Gebed om bescherming
1 Een pelgrimslied.

Ik riep tot de HEERE in mijn benauwdheid,
en Hij verhoorde mij.
2 HEERE, red mijn ziel van de valse lippen,
van de tong vol bedrog.

3 Wat zal de tong vol bedrog u geven?
Wat zal die aan u toevoegen?
4 Scherpe pijlen van een machtig man,
en gloeiende houtskool van bremstruiken daarbij.

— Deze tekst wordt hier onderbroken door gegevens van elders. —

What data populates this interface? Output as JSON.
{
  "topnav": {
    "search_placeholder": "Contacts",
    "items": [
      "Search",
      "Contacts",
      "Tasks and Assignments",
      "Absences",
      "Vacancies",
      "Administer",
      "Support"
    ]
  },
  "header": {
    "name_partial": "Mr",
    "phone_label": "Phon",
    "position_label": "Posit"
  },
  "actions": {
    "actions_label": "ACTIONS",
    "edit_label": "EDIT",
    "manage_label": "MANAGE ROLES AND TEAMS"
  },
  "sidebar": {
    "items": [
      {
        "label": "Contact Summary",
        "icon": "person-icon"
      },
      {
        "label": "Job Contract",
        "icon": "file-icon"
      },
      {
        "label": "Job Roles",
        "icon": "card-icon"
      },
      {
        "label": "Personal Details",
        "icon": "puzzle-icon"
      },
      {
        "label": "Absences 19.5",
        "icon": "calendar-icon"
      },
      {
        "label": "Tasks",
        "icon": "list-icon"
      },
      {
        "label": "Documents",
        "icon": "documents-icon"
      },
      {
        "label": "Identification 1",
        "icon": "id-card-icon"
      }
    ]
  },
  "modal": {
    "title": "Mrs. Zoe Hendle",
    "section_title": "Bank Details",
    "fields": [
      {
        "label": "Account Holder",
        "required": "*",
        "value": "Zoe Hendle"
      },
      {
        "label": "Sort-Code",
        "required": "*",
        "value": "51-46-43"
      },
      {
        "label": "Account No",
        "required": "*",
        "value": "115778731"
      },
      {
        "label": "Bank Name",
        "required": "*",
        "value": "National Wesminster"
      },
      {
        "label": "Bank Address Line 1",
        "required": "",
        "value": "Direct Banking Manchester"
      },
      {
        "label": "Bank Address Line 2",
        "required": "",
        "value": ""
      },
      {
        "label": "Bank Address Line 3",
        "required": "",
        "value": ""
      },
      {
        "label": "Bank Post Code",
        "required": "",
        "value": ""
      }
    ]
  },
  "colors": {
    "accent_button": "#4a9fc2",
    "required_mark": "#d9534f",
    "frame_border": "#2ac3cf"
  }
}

5 Wee mij, dat ik als vreemdeling in Mesech verblijf,
dat ik woon in de tenten van Kedar.
6 Mijn ziel heeft lang gewoond
bij hen die de vrede haten.
7 Ik ben vreedzaam, maar als ik spreek,
voeren zij oorlog.
Gebed om bescherming tegen boze mensen
1 EEN lied Hammaäloth.
Ik heb tot den HEERE geroepen in mijn benauwdheid, en Hij heeft mij verhoord.
2 O HEERE, red mijn ziel van de valse lippen, van de bedriegelijke tong.
3 Wat zal U de bedriegelijke tong geven, of wat zal zij U toevoegen?
4 Scherpe pijlen eens machtigen, mitsgaders gloeiende jeneverkolen.
5 O, wee mij, dat ik een vreemdeling ben in Mesech, dat ik in de tenten Kedars wone.
6 Mijn ziel heeft lang gewoond bij degenen, die den vrede haten.
7 Ik ben vreedzaam; maar als ik spreek, zijn zij aan den oorlog.